On Thu, Jun 01, 2023 at 05:40:10PM -0700, Alexei Starovoitov wrote:
> On Thu, Jun 1, 2023 at 11:24 AM Alexei Starovoitov
> <alexei.starovoitov@xxxxxxxxx> wrote:
> >
> > On Thu, Jun 1, 2023 at 11:17 AM Anton Protopopov <aspsk@xxxxxxxxxxxxx> wrote:
> > > >
> > > > LRU logic doesn't kick in until the map is full.
> > >
> > > In fact, it can: a reproducable example is in the self-test from this patch
> > > series. In the test N threads try to insert random values for keys 1..3000
> > > simultaneously. As the result, the map may contain any number of elements,
> > > typically 100 to 1000 (never full 3000, which is also less than the map size).
> > > So a user can't really even closely estimate the number of elements in the LRU
> > > map based on the number of updates (with unique keys). A per-cpu counter
> > > inc/dec'ed from the kernel side would solve this.
> >
> > That's odd and unexpected.
> > Definitely something to investigate and fix in the LRU map.
> >
> > Pls cc Martin in the future.
> >
> > > > If your LRU map is not full you shouldn't be using LRU in the first place.
> > >
> > > This makes sense, yes, especially that LRU evictions may happen randomly,
> > > without a map being full. I will step back with this patch until we investigate
> > > if we can replace LRUs with hashes.
> > >
> > > Thanks for the comments!
> 
> Thinking about it more...
> since you're proposing to use percpu counter unconditionally for prealloc
> and percpu_counter_add_batch() logic is batched,
> it could actually be acceptable if it's paired with non-api access.
> Like another patch can add generic kfunc to do __percpu_counter_sum()
> and in the 3rd patch kernel/bpf/preload/iterators/iterators.bpf.c
> for maps can be extended to print the element count, so the user can have
> convenient 'cat /sys/fs/bpf/maps.debug' way to debug maps.
> 
> But additional logic of percpu_counter_add_batch() might get in the way
> of debugging eventually.
> If we want to have stats then we can have normal per-cpu u32 in basic
> struct bpf_map that most maps, except array, will inc/dec on update/delete.
> kfunc to iterate over percpu is still necessary.
> This way we will be able to see not only number of elements, but detect
> bad usage when one cpu is only adding and another cpu is deleting elements.
> And other cpu misbalance.

This looks for me like two different things: one is a kfunc to get the current
counter (e.g., bpf_map_elements_count), the other is a kfunc to dump some more
detailed stats (e.g., per-cpu values or more).
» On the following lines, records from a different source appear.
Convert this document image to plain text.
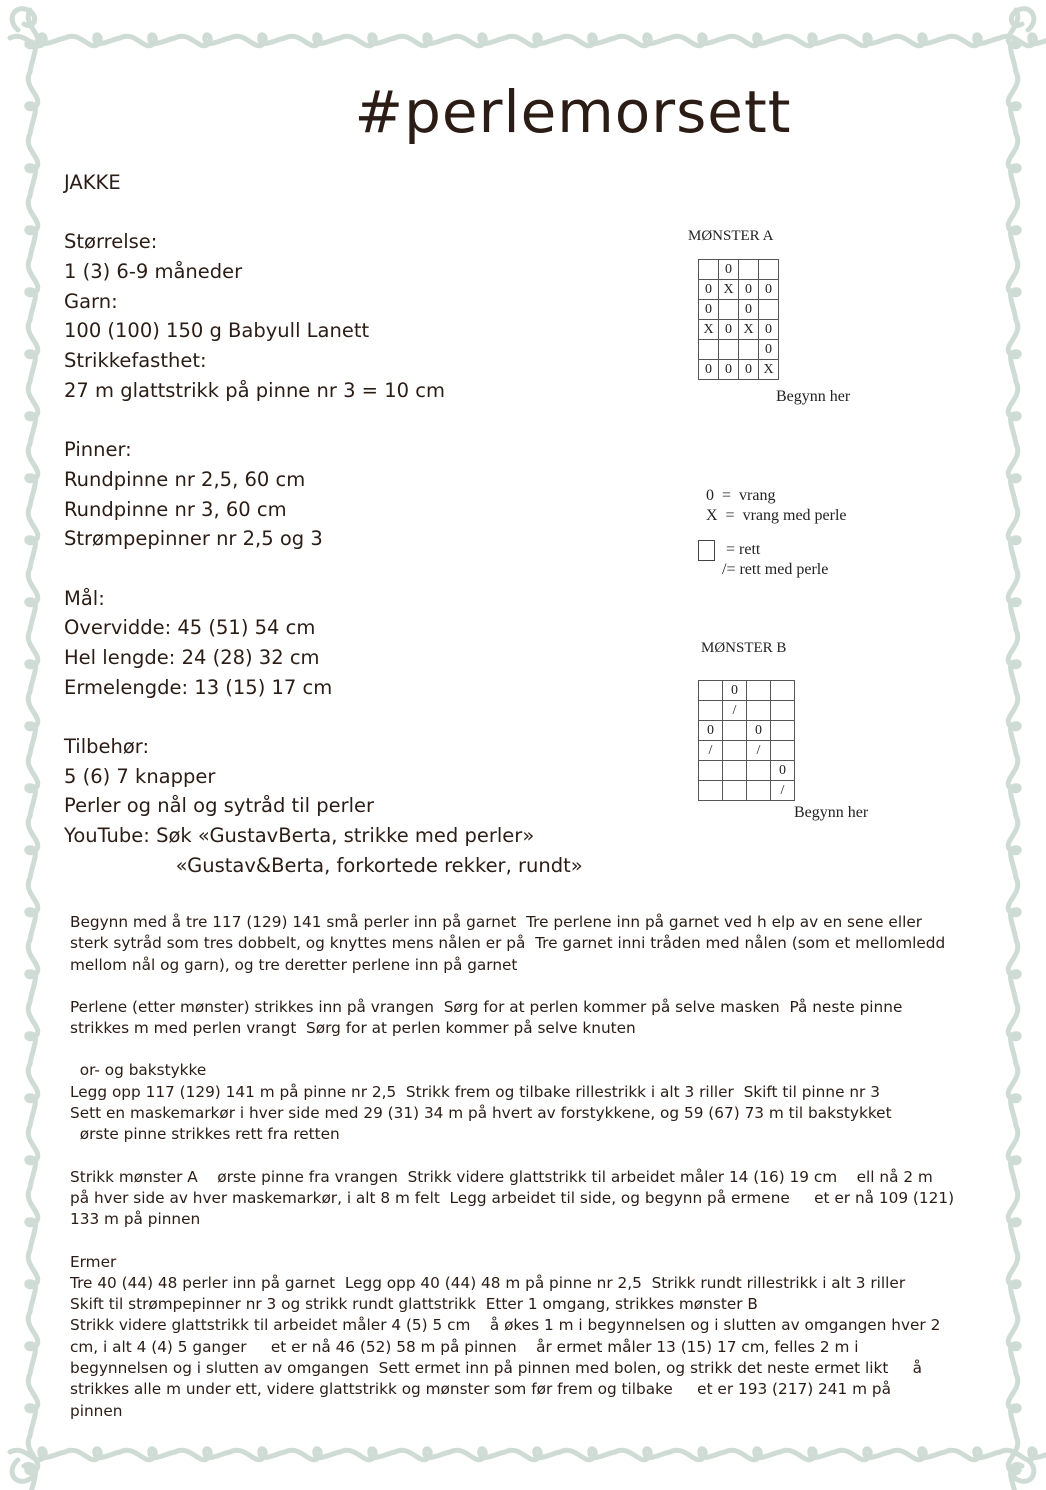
#perlemorsett
JAKKE
Størrelse:
1 (3) 6-9 måneder
Garn:
100 (100) 150 g Babyull Lanett
Strikkefasthet:
27 m glattstrikk på pinne nr 3 = 10 cm
Pinner:
Rundpinne nr 2,5, 60 cm
Rundpinne nr 3, 60 cm
Strømpepinner nr 2,5 og 3
Mål:
Overvidde: 45 (51) 54 cm
Hel lengde: 24 (28) 32 cm
Ermelengde: 13 (15) 17 cm
Tilbehør:
5 (6) 7 knapper
Perler og nål og sytråd til perler
YouTube: Søk «GustavBerta, strikke med perler»
«Gustav&Berta, forkortede rekker, rundt»
MØNSTER A
	0		
0	X	0	0
0		0	
X	0	X	0
			0
0	0	0	X
Begynn her
0  =  vrang
X  =  vrang med perle
= rett
/= rett med perle
MØNSTER B
	0		
	/		
0		0	
/		/	
			0
			/
Begynn her
Begynn med å tre 117 (129) 141 små perler inn på garnet  Tre perlene inn på garnet ved h elp av en sene eller
sterk sytråd som tres dobbelt, og knyttes mens nålen er på  Tre garnet inni tråden med nålen (som et mellomledd
mellom nål og garn), og tre deretter perlene inn på garnet
Perlene (etter mønster) strikkes inn på vrangen  Sørg for at perlen kommer på selve masken  På neste pinne
strikkes m med perlen vrangt  Sørg for at perlen kommer på selve knuten
or- og bakstykke
Legg opp 117 (129) 141 m på pinne nr 2,5  Strikk frem og tilbake rillestrikk i alt 3 riller  Skift til pinne nr 3
Sett en maskemarkør i hver side med 29 (31) 34 m på hvert av forstykkene, og 59 (67) 73 m til bakstykket
ørste pinne strikkes rett fra retten
Strikk mønster A    ørste pinne fra vrangen  Strikk videre glattstrikk til arbeidet måler 14 (16) 19 cm    ell nå 2 m
på hver side av hver maskemarkør, i alt 8 m felt  Legg arbeidet til side, og begynn på ermene     et er nå 109 (121)
133 m på pinnen
Ermer
Tre 40 (44) 48 perler inn på garnet  Legg opp 40 (44) 48 m på pinne nr 2,5  Strikk rundt rillestrikk i alt 3 riller
Skift til strømpepinner nr 3 og strikk rundt glattstrikk  Etter 1 omgang, strikkes mønster B
Strikk videre glattstrikk til arbeidet måler 4 (5) 5 cm    å økes 1 m i begynnelsen og i slutten av omgangen hver 2
cm, i alt 4 (4) 5 ganger     et er nå 46 (52) 58 m på pinnen    år ermet måler 13 (15) 17 cm, felles 2 m i
begynnelsen og i slutten av omgangen  Sett ermet inn på pinnen med bolen, og strikk det neste ermet likt     å
strikkes alle m under ett, videre glattstrikk og mønster som før frem og tilbake     et er 193 (217) 241 m på
pinnen
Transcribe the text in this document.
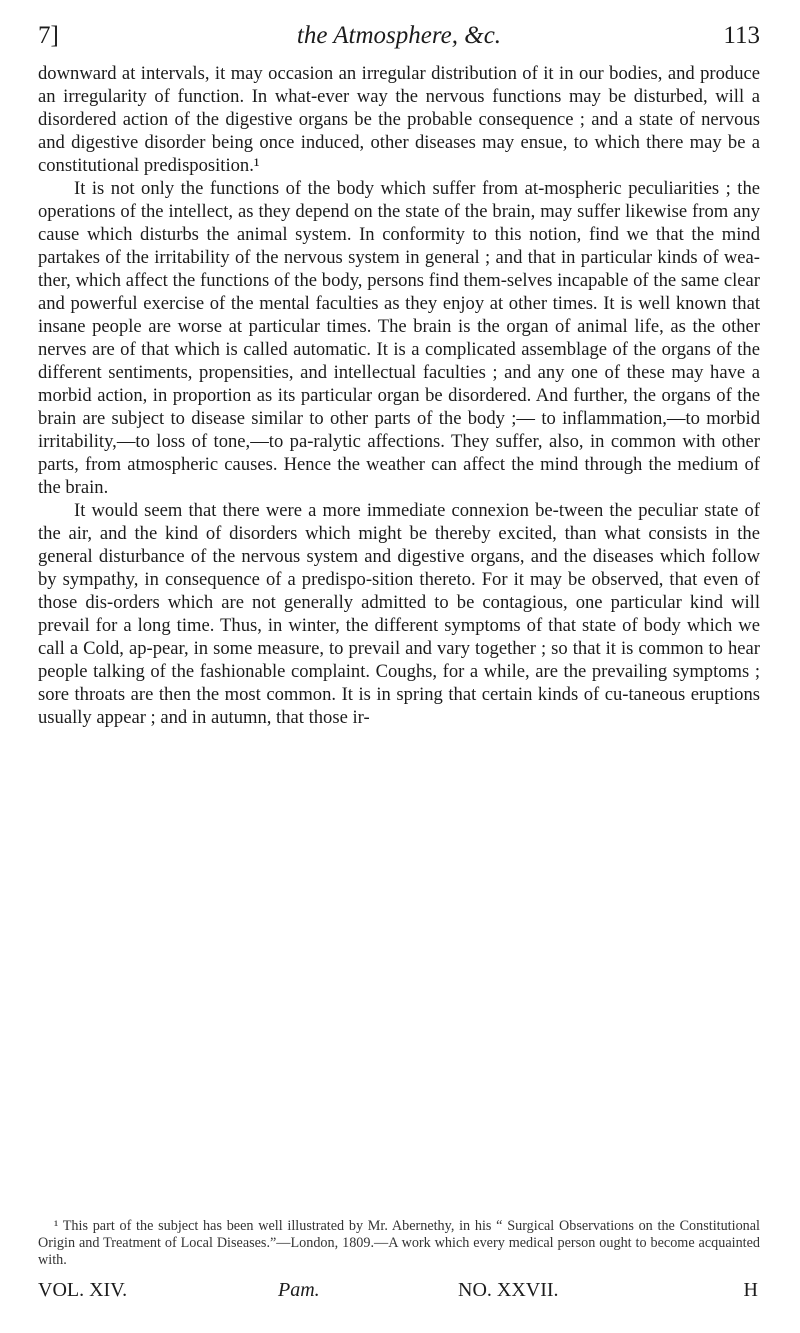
7]	the Atmosphere, &c.	113

downward at intervals, it may occasion an irregular distribution of it in our bodies, and produce an irregularity of function. In what-ever way the nervous functions may be disturbed, will a disordered action of the digestive organs be the probable consequence ; and a state of nervous and digestive disorder being once induced, other diseases may ensue, to which there may be a constitutional predisposition.¹

It is not only the functions of the body which suffer from at-mospheric peculiarities ; the operations of the intellect, as they depend on the state of the brain, may suffer likewise from any cause which disturbs the animal system. In conformity to this notion, find we that the mind partakes of the irritability of the nervous system in general ; and that in particular kinds of wea-ther, which affect the functions of the body, persons find them-selves incapable of the same clear and powerful exercise of the mental faculties as they enjoy at other times. It is well known that insane people are worse at particular times. The brain is the organ of animal life, as the other nerves are of that which is called automatic. It is a complicated assemblage of the organs of the different sentiments, propensities, and intellectual faculties ; and any one of these may have a morbid action, in proportion as its particular organ be disordered. And further, the organs of the brain are subject to disease similar to other parts of the body ;— to inflammation,—to morbid irritability,—to loss of tone,—to pa-ralytic affections. They suffer, also, in common with other parts, from atmospheric causes. Hence the weather can affect the mind through the medium of the brain.

It would seem that there were a more immediate connexion be-tween the peculiar state of the air, and the kind of disorders which might be thereby excited, than what consists in the general disturbance of the nervous system and digestive organs, and the diseases which follow by sympathy, in consequence of a predispo-sition thereto. For it may be observed, that even of those dis-orders which are not generally admitted to be contagious, one particular kind will prevail for a long time. Thus, in winter, the different symptoms of that state of body which we call a Cold, ap-pear, in some measure, to prevail and vary together ; so that it is common to hear people talking of the fashionable complaint. Coughs, for a while, are the prevailing symptoms ; sore throats are then the most common. It is in spring that certain kinds of cu-taneous eruptions usually appear ; and in autumn, that those ir-

¹ This part of the subject has been well illustrated by Mr. Abernethy, in his “ Surgical Observations on the Constitutional Origin and Treatment of Local Diseases.”—London, 1809.—A work which every medical person ought to become acquainted with.

VOL. XIV.	Pam.	NO. XXVII.	H
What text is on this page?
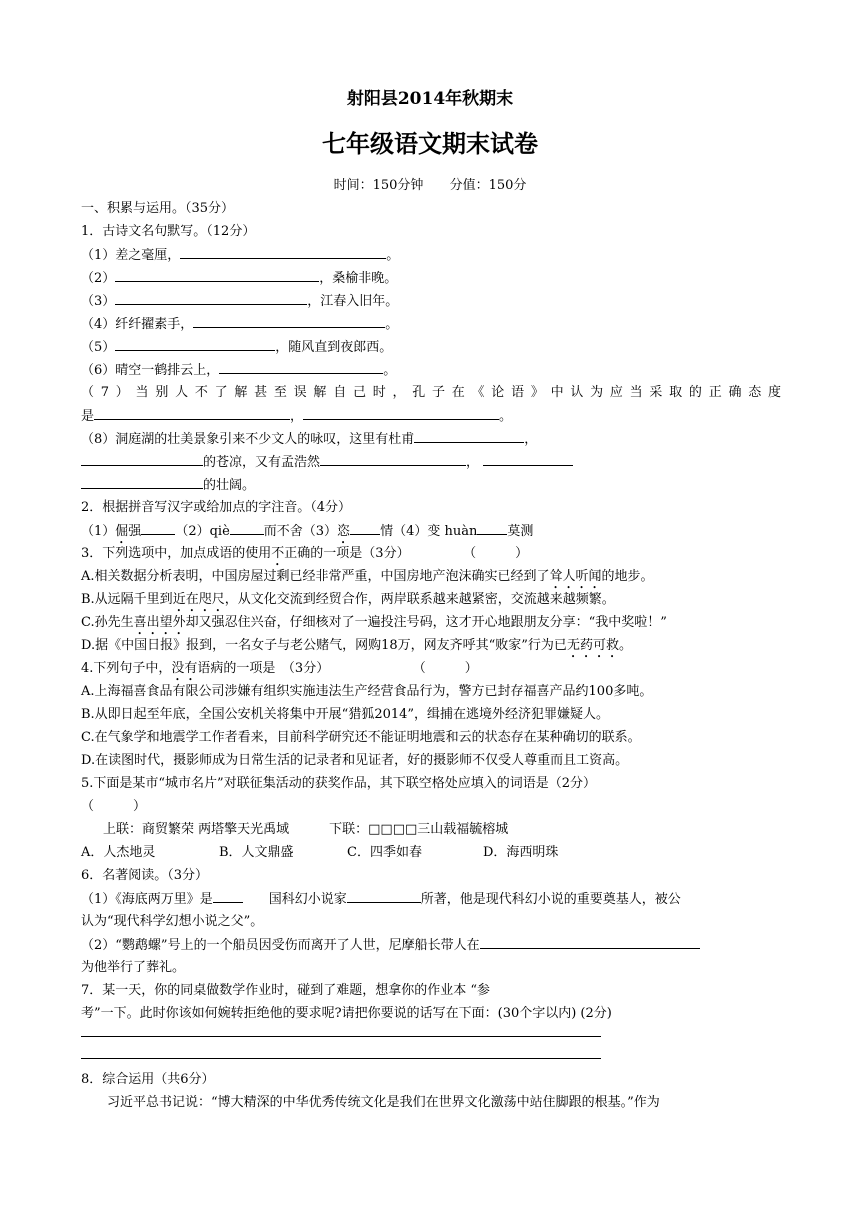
射阳县2014年秋期末
七年级语文期末试卷
时间：150分钟 分值：150分
一、积累与运用。（35分）
1．古诗文名句默写。（12分）
（1）差之毫厘，	。
（2）	，桑榆非晚。
（3）	，江春入旧年。
（4）纤纤擢素手，	。
（5）	，随风直到夜郎西。
（6）晴空一鹤排云上，	。
（7）当别人不了解甚至误解自己时，孔子在《论语》中认为应当采取的正确态度
是	，	。
（8）洞庭湖的壮美景象引来不少文人的咏叹，这里有杜甫	，
的苍凉，又有孟浩然	，
的壮阔。
2．根据拼音写汉字或给加点的字注音。（4分）
（1）倔强	（2）qiè	而不舍（3）恣 情（4）变 huàn 莫测
3．下列选项中，加点成语的使用不正确的一项是（3分）	（　　　）
A.相关数据分析表明，中国房屋过剩已经非常严重，中国房地产泡沫确实已经到了耸人听闻的地步。
B.从远隔千里到近在咫尺，从文化交流到经贸合作，两岸联系越来越紧密，交流越来越频繁。
C.孙先生喜出望外却又强忍住兴奋，仔细核对了一遍投注号码，这才开心地跟朋友分享：“我中奖啦！”
D.据《中国日报》报到，一名女子与老公赌气，网购18万，网友齐呼其“败家”行为已无药可救。
4.下列句子中，没有语病的一项是　（3分）	（　　　）
A.上海福喜食品有限公司涉嫌有组织实施违法生产经营食品行为，警方已封存福喜产品约100多吨。
B.从即日起至年底，全国公安机关将集中开展“猎狐2014”，缉捕在逃境外经济犯罪嫌疑人。
C.在气象学和地震学工作者看来，目前科学研究还不能证明地震和云的状态存在某种确切的联系。
D.在读图时代，摄影师成为日常生活的记录者和见证者，好的摄影师不仅受人尊重而且工资高。
5.下面是某市“城市名片”对联征集活动的获奖作品，其下联空格处应填入的词语是（2分）
（　　　）
上联：商贸繁荣 两塔擎天光禹域	下联：□□□□三山载福毓榕城
A．人杰地灵	B．人文鼎盛	C．四季如春	D．海西明珠
6．名著阅读。（3分）
（1）《海底两万里》是	国科幻小说家	所著，他是现代科幻小说的重要奠基人，被公
认为“现代科学幻想小说之父”。
（2）“鹦鹉螺”号上的一个船员因受伤而离开了人世，尼摩船长带人在
为他举行了葬礼。
7．某一天，你的同桌做数学作业时，碰到了难题，想拿你的作业本 “参
考”一下。此时你该如何婉转拒绝他的要求呢?请把你要说的话写在下面：(30个字以内) (2分)
8．综合运用（共6分）
习近平总书记说：“博大精深的中华优秀传统文化是我们在世界文化激荡中站住脚跟的根基。”作为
My patch, slightly modified, addresses the first goal: most maps of interest
already have a counter in some form (sometimes just atomic_t or u64+lock). If
we add a percpu (non-batch) counter for pre-allocated hashmaps, then it's done:
the new kfunc can get the counter based on the map type.

If/when there's need to provide per-cpu statistics of elements or some more
sophisticated statistics, this can be done without changing the api of the
bpf_map_elements_count() kfunc.

Would this work?

> but debugging and stats is a slippery slope. These simple stats won't be
> enough and people will be tempted to add more and more.
> So I agree that there is a need for bpf map observability,
> but it is not clear whether hard coded stats is the solution.